The elements of the periodic table are the basic building blocks from which everything in the universe is created. Of the elements that humans have discovered, the majority of those naturally occurring are metals. The abundance of metals in our planet has facilitated human progression for thousands of years, allowing us to craft tools and technology. But often, metals need a helping hand from another material in order to strengthen them, or to improve their features. A perfect example of this is iron, which is incredibly strong, but easily oxidises, which produced rust and causes the structure to corrode.
What Are Alloys?
Alloys are composite materials created from two or more elements, so long as one is a metal. Alloys are used to combine the best features of multiple elements, in order to create a bespoke material that exhibits the ideal features for its purpose.
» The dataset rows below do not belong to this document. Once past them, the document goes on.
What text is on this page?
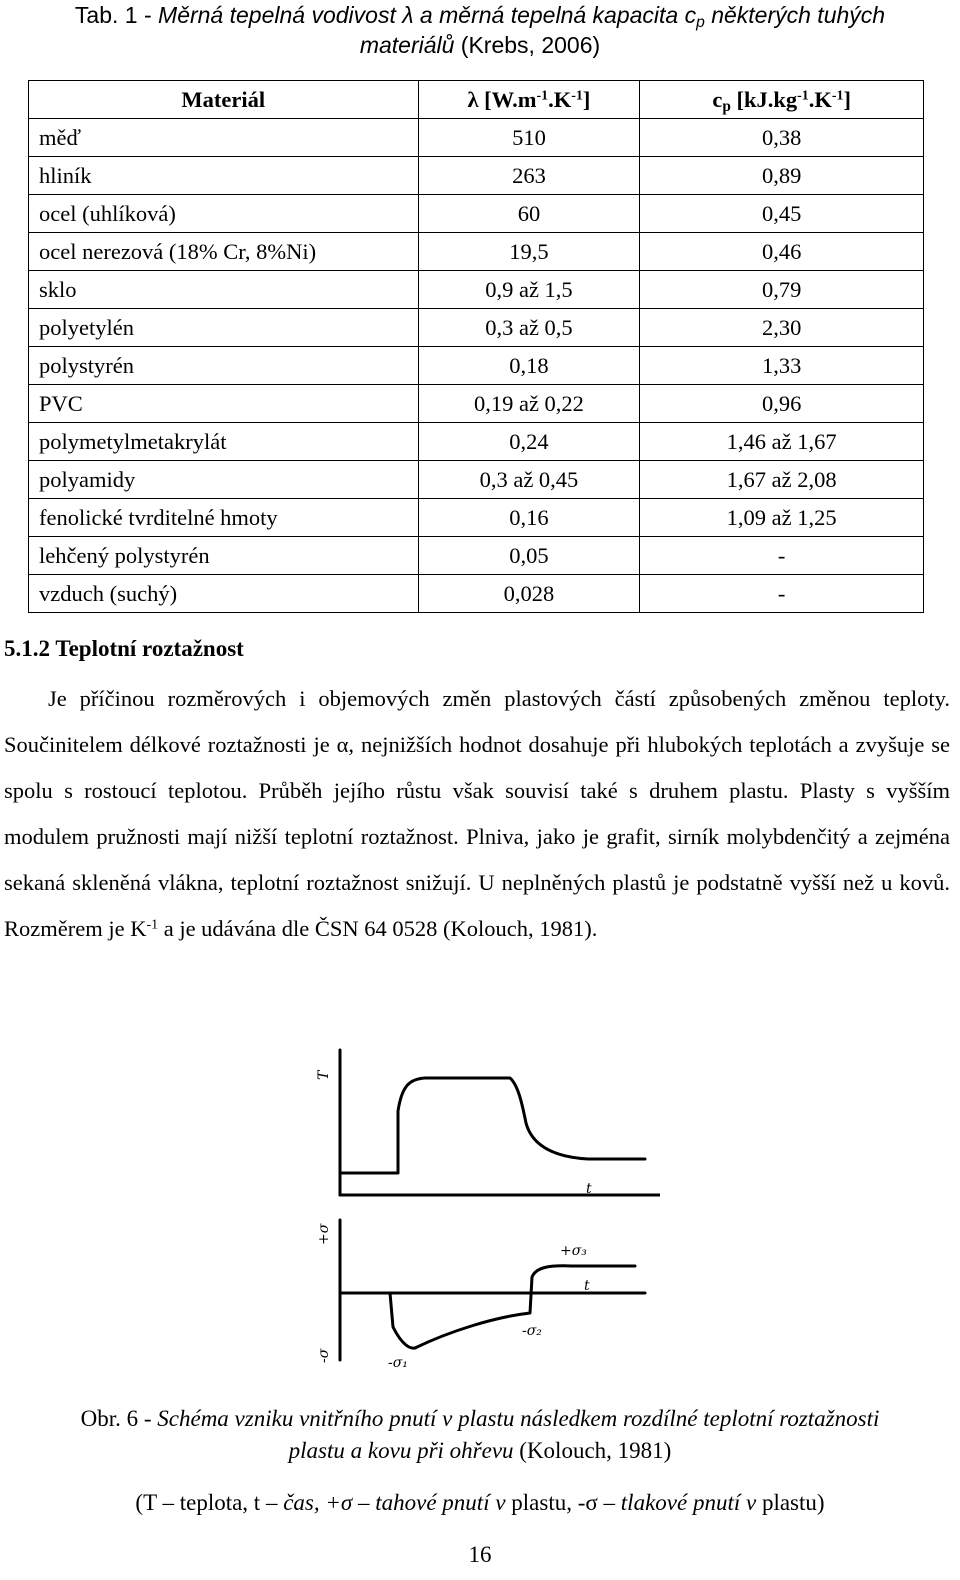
Tab. 1 - Měrná tepelná vodivost λ a měrná tepelná kapacita $c_p$ některých tuhých
materiálů (Krebs, 2006)
Materiál	λ $[W.m^{-1}.K^{-1}]$	$c_p$ $[kJ.kg^{-1}.K^{-1}]$
měď	510	0,38
hliník	263	0,89
ocel (uhlíková)	60	0,45
ocel nerezová (18% Cr, 8%Ni)	19,5	0,46
sklo	0,9 až 1,5	0,79
polyetylén	0,3 až 0,5	2,30
polystyrén	0,18	1,33
PVC	0,19 až 0,22	0,96
polymetylmetakrylát	0,24	1,46 až 1,67
polyamidy	0,3 až 0,45	1,67 až 2,08
fenolické tvrditelné hmoty	0,16	1,09 až 1,25
lehčený polystyrén	0,05	-
vzduch (suchý)	0,028	-
5.1.2 Teplotní roztažnost
Je příčinou rozměrových i objemových změn plastových částí způsobených změnou teploty. Součinitelem délkové roztažnosti je α, nejnižších hodnot dosahuje při hlubokých teplotách a zvyšuje se spolu s rostoucí teplotou. Průběh jejího růstu však souvisí také s druhem plastu. Plasty s vyšším modulem pružnosti mají nižší teplotní roztažnost. Plniva, jako je grafit, sirník molybdenčitý a zejména sekaná skleněná vlákna, teplotní roztažnost snižují. U neplněných plastů je podstatně vyšší než u kovů. Rozměrem je $K^{-1}$ a je udávána dle ČSN 64 0528 (Kolouch, 1981).
T
t
+σ
t
+σ₃
-σ₂
-σ₁
-σ
Obr. 6 - Schéma vzniku vnitřního pnutí v plastu následkem rozdílné teplotní roztažnosti
plastu a kovu při ohřevu (Kolouch, 1981)
(T – teplota, t – čas, +σ – tahové pnutí v plastu, -σ – tlakové pnutí v plastu)
16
The base metal, sometimes known as the parent metal or main metal, is the primary metal used to create the alloy. For example, in steel, iron is the base metal, while the addition of carbon prevents oxidation and rust but maintains the strength of the iron.
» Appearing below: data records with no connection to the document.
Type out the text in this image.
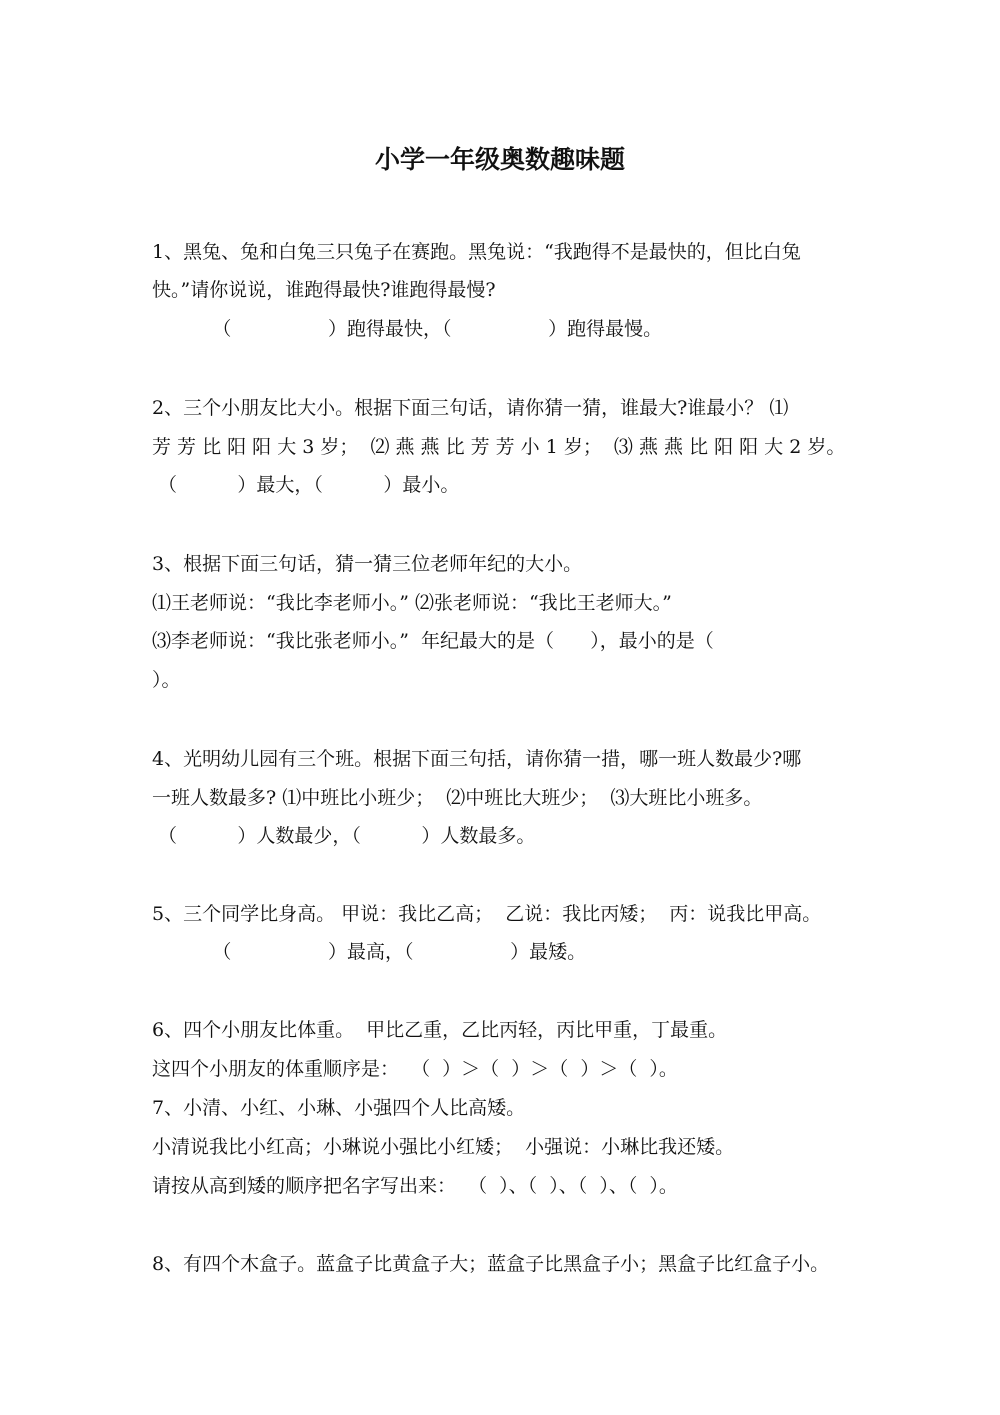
小学一年级奥数趣味题
1、黑兔、兔和白兔三只兔子在赛跑。黑兔说：“我跑得不是最快的，但比白兔
快。”请你说说，谁跑得最快?谁跑得最慢?
（                ）跑得最快，（                ）跑得最慢。
2、三个小朋友比大小。根据下面三句话，请你猜一猜，谁最大?谁最小？ ⑴
芳 芳 比 阳 阳 大 3 岁；  ⑵ 燕 燕 比 芳 芳 小 1 岁；  ⑶ 燕 燕 比 阳 阳 大 2 岁。
（          ）最大，（          ）最小。
3、根据下面三句话，猜一猜三位老师年纪的大小。
⑴王老师说：“我比李老师小。” ⑵张老师说：“我比王老师大。”
⑶李老师说：“我比张老师小。”  年纪最大的是（      ），最小的是（
）。
4、光明幼儿园有三个班。根据下面三句括，请你猜一措，哪一班人数最少?哪
一班人数最多? ⑴中班比小班少；  ⑵中班比大班少；  ⑶大班比小班多。
（          ）人数最少，（          ）人数最多。
5、三个同学比身高。 甲说：我比乙高；  乙说：我比丙矮；  丙：说我比甲高。
（                ）最高，（                ）最矮。
6、四个小朋友比体重。  甲比乙重，乙比丙轻，丙比甲重，丁最重。
这四个小朋友的体重顺序是：  （  ）＞（  ）＞（  ）＞（  ）。
7、小清、小红、小琳、小强四个人比高矮。
小清说我比小红高；小琳说小强比小红矮；  小强说：小琳比我还矮。
请按从高到矮的顺序把名字写出来：  （  ）、（  ）、（  ）、（  ）。
8、有四个木盒子。蓝盒子比黄盒子大；蓝盒子比黑盒子小；黑盒子比红盒子小。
Alloys Used in Engineering Tooling
A carbide is a specific type of alloy created from the combination of a metallic or semi metallic element with carbon. Tungsten carbide, known in the tooling industry simply as ‘carbide’ is the combination of tungsten and carbon, with additives like cobalt to help create strong bonds between the elements.
Tungsten carbide is often used to create specialised drilling and milling tools like carbide end mills due to the strength and heat resistance the material boasts. Both tungsten and carbon have insane melting points, 3414°C and 3550°C respectively, some of the highest on the periodic table. The combination of these elements, of course, also boasts an unbelievable high resistance to heat and pressure. The alloy also enjoys higher strength and less brittleness than either of its individual elements.